29 septembre 2017

Clitoris géant et petite membrane

L'actu transgressive de la semaine.

Temps de lecture 3 minutes

Un immense clitoris déposé face à la gare de Neuchâtel. Un autre qui trône fièrement au cœur de Bruxelles pendant une expo d'art. Des articles qui démontent les idées préconçues que nous avons sur l’hymen. L'actu tord le cou aux idées reçues tout en revalorisant le féminin. Et c’est tant mieux. Tabous et constructions sociales rétrogrades pullulent depuis des lustres autour de la femme et de sa sexualité. Il était grand temps de jeter un pavé dans la marre. Zoom sur les articles qui m’ont fait l’effet d’un doux contentement cette semaine.

-Dans un article du journal Le Matin , nous découvrions qu’un grand clitoris, grand, très grand, sera déposé samedi 29 octobre 2017 sur un rond-point face à la gare de Neuch’. Stupeur et tremblement pour certains! Jouissance pour d’autres... Surtout quand on imagine la tête des automobilistes tournant autour de cette étrange sculpture symbolisant un détonateur orgasmique. Mais qu’importe la controverse, puisque le plasticien genevois Mathias Pfund à l’origine de l’œuvre, n’a pas peur de la polémique. Et moi je n’ai qu’une chose à lui dire: Que dieu vous bénisse!

- Le Huffington Post lui, nous embarque aussi sur la planète artistique avec un projet pour le moins gigantesque: L'artiste belge Laurence Dufaÿ expose du 25 septembre au 12 décembre 2017 à Bruxelles, un clitoris géant baptisé «clitoriz soufflé» (y aurait-il un jeu de mots?). L’œuvre mesure environ trois mètres de haut et elle a été travaillée en mousse polyuréthane. Une matière qui confère un aspect étrange à la sculpture certes, mais comme ça, elle ne passe pas inaperçue. Et il était justement temps de sortir le clitoris de l'ombre. Cette organe qui est le seul du corps humain a être exclusivement dédié au plaisir est longtemps resté un mystère. Ce n’est qu’en 2009 que «les échographies de la gynécologue Odile Buisson» nous dévoilent la forme du clitoris, rappelle le Huffpost. Pour l’artiste, cette création a pour but de bousculer l’ordre établi. «Elle est exubérante parce qu’elle est transgressive», dit-elle dans les colonnes du média en ligne. L'œuvre a en tout cas le mérite de chercher à remettre en question nos convictions sur une sexualité féminine tantôt tabou, tantôt ignorée.
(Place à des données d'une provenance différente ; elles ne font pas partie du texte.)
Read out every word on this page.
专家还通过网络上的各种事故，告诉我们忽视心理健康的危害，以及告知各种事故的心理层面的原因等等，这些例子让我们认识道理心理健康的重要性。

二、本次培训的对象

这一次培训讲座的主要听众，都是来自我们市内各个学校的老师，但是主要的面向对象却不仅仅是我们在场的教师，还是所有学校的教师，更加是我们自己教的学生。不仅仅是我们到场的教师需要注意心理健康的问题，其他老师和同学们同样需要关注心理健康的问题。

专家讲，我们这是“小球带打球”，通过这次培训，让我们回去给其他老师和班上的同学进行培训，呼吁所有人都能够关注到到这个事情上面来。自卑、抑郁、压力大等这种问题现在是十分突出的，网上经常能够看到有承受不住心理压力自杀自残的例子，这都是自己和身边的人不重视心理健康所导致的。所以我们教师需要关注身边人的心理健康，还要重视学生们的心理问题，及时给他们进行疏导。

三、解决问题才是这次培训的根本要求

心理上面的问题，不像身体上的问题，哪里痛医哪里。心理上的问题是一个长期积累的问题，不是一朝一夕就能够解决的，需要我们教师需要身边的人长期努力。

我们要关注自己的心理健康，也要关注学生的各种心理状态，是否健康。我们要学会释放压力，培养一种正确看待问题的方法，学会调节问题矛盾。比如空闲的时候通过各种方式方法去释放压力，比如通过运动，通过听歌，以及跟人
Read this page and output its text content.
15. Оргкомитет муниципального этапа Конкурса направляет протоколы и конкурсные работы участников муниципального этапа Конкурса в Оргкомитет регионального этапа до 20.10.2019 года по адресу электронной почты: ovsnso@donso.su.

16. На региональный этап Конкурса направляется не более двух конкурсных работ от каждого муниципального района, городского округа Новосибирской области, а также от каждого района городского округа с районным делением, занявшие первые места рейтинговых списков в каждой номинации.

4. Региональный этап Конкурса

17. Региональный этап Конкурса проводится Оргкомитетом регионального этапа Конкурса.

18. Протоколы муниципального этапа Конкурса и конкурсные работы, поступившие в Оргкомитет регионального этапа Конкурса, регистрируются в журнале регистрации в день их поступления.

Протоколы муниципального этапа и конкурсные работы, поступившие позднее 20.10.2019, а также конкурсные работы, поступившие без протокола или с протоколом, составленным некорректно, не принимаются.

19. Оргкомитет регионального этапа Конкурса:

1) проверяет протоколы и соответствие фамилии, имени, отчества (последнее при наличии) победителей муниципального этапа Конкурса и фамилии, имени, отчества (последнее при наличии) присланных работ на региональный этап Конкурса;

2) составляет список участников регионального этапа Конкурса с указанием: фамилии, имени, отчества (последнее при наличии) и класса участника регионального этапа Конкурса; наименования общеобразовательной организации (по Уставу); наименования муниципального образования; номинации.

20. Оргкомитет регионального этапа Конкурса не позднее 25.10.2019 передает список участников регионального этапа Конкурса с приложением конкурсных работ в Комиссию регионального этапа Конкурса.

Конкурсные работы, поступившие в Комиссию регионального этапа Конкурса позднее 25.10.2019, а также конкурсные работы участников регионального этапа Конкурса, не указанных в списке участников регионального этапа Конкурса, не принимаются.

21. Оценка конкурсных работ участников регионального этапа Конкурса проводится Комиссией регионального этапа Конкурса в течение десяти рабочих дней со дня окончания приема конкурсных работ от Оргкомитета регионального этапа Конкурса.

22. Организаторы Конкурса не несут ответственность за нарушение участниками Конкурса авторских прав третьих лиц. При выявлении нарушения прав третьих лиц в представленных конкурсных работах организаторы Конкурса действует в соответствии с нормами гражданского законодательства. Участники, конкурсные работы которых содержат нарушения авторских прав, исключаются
2-Sur Konbini , on pouvait lire un sujet qui trait, quant à lui, de l’hymen et de la virginité féminine. Deux mots clés qui m’ont fait, bien entendu, cliqué sur le lien et dérouler l’article avec délectation. Mais venons-en au fait, c’est-à-dire à cette fine membrane qui se déchire lors du premier rapport sexuel. En fait, l’article démontre que cette croyance sans réel fondement scientifique, relève pour bons nombres de médecins, d’une construction sociale autour de la virginité féminine. On nous aurait menti!

D’abord, toutes les femmes n’ont pas d’hymen, contrairement à ce que l’on croit. Et surtout, il ne se déchire pas forcément au cours du premier rapport sexuel. D’autres encore auront un hymen qui résistera aux premiers rapports, notamment parce que la taille du trou qui se trouve en son centre, varie d’une personne à l’autre. Enfin, pour les saignements liés à la perforation de la membrane, ils ne proviennent pas forcément de là, mais «d’un manque de lubrification du vagin» éclaire l’article.

Bref, autant de variantes que l’on ne retient pas ou peu. Parce que le but n’est pas la nuance, non non. Le but est de faire vivre des croyances qui tiennent, en réalité, les femmes captives d'une certaine vision de la pureté et blablabla... Selon l’article toujours, «l’hymen est une construction sociale reflétant les mœurs des sociétés patriarcales.»

En effet, les hommes ne subissent pas la pression sociale avec laquelle les femmes doivent sans cesse composer. Une pression telle, que certaines ont recours à l’hyménoplastie pour reconstituer leur hymen – symbole de chasteté - en vue de leur mariage. C’est dire combien pèsent lourds les mœurs et les mythes, «et nous gagnerions tous à nous en débarrasser». Voilà qui est dit.